A incidere sullo stato di salute – precisa l’Istituto di statistica – sono “fattori ambientali e comportamentali” che “possono condizionare in maniera specifica l’insorgenza e l’evoluzione di alcune malattie in modo differente per i due sessi”, ma pesano anche le disuguaglianze socio-economiche.

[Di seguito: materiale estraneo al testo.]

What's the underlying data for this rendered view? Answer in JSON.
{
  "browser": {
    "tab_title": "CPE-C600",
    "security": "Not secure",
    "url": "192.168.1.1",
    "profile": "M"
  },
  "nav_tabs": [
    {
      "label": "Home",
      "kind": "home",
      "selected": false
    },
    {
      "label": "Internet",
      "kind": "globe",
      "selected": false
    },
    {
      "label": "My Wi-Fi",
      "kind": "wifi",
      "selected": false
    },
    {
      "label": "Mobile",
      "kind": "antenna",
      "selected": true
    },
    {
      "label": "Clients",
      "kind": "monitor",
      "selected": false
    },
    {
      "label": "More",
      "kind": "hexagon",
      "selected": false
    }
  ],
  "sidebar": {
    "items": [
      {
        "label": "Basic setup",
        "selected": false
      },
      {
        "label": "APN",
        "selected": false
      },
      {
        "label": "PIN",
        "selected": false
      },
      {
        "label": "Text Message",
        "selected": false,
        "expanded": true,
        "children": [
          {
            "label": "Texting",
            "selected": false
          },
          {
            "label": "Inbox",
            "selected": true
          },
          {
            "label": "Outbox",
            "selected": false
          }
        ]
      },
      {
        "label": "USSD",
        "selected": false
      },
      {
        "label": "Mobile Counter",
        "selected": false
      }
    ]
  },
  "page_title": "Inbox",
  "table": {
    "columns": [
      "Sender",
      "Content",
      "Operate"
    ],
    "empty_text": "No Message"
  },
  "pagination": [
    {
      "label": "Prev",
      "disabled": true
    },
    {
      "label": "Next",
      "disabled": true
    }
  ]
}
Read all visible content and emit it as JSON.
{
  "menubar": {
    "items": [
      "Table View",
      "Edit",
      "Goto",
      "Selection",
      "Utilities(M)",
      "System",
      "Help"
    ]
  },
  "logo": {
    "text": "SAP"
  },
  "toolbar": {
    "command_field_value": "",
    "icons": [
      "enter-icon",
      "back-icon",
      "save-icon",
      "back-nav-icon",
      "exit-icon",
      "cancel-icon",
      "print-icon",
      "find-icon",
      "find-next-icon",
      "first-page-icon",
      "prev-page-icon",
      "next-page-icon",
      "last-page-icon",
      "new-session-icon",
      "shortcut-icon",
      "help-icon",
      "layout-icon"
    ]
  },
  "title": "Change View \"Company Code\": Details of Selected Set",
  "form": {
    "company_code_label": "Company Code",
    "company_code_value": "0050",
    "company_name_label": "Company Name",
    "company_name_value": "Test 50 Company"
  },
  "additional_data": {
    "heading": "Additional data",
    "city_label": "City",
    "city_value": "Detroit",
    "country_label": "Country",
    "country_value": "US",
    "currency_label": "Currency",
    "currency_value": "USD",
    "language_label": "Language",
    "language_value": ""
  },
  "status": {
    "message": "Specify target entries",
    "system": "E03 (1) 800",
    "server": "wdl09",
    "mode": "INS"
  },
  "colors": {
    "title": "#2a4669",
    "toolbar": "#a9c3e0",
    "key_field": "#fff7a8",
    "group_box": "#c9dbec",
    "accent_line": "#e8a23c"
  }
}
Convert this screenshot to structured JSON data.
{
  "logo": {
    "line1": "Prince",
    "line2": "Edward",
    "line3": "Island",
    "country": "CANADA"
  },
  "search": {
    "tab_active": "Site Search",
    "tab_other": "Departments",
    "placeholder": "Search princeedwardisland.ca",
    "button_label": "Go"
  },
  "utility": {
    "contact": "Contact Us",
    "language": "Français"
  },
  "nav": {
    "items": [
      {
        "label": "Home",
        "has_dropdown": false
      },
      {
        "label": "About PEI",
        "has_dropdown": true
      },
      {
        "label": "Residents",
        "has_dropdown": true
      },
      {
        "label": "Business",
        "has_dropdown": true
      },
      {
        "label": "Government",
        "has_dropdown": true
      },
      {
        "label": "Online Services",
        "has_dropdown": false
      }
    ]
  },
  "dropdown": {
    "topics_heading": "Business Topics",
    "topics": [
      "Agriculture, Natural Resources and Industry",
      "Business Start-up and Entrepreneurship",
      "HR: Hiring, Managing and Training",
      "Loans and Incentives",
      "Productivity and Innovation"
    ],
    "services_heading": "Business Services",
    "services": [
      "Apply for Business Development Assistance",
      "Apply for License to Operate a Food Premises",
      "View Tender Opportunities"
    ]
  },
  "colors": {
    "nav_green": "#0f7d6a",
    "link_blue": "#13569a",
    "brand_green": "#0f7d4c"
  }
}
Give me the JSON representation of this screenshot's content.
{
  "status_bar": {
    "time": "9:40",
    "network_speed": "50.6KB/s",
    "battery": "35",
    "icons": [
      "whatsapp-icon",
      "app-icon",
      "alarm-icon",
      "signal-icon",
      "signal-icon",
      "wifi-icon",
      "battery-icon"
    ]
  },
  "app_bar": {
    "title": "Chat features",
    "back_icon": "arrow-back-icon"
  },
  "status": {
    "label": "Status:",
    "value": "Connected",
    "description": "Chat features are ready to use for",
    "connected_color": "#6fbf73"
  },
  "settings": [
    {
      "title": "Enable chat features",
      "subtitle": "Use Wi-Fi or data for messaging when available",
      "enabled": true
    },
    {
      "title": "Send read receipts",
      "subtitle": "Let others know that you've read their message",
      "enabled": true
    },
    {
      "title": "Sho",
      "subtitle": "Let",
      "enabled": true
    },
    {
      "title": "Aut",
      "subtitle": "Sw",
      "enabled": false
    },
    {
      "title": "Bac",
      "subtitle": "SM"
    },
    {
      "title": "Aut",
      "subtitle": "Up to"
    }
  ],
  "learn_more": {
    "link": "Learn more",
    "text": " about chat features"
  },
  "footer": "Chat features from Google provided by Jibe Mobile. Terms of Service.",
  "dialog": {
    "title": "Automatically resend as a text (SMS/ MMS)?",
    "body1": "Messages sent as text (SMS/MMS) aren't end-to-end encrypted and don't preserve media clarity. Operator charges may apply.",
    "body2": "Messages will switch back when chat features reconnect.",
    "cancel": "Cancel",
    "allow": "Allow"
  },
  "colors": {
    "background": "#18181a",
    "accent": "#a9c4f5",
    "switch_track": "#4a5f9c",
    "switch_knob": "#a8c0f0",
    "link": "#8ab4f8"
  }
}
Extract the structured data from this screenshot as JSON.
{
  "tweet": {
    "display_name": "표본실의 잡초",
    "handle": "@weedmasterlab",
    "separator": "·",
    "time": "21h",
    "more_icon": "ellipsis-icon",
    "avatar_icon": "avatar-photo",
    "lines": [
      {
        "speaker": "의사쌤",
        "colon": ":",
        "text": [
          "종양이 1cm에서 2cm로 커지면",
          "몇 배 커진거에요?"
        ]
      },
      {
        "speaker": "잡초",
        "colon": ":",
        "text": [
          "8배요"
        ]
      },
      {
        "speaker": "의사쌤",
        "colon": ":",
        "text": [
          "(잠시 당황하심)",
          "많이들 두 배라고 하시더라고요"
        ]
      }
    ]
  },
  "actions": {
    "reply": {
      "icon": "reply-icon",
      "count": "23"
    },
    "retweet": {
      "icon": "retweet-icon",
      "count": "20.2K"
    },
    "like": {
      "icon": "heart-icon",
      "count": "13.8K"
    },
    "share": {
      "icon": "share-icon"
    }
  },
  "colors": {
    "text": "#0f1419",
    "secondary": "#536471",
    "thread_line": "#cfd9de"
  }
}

Le disuguaglianze tra gli anziani in base a indicatori di status socio-economico, livello d’istruzione e quindi di reddito familiare sono nette e si osservano per tutti gli indicatori di salute considerati. Questo fenomeno conferma per l’Istat quanto noto in letteratura riguardo al fatto che le disuguaglianze socio-economiche sono fattori influenti nello spiegare differenze di salute. Tali differenziali si mantengono all’avanzare dell’età, probabilmente anche a causa del cumularsi nel corso della vita sia dell’effetto di fattori protettivi, quali l’elevata istruzione o elevato reddito, sia dell’effetto di fattori di rischio, quali il basso reddito e la bassa istruzione.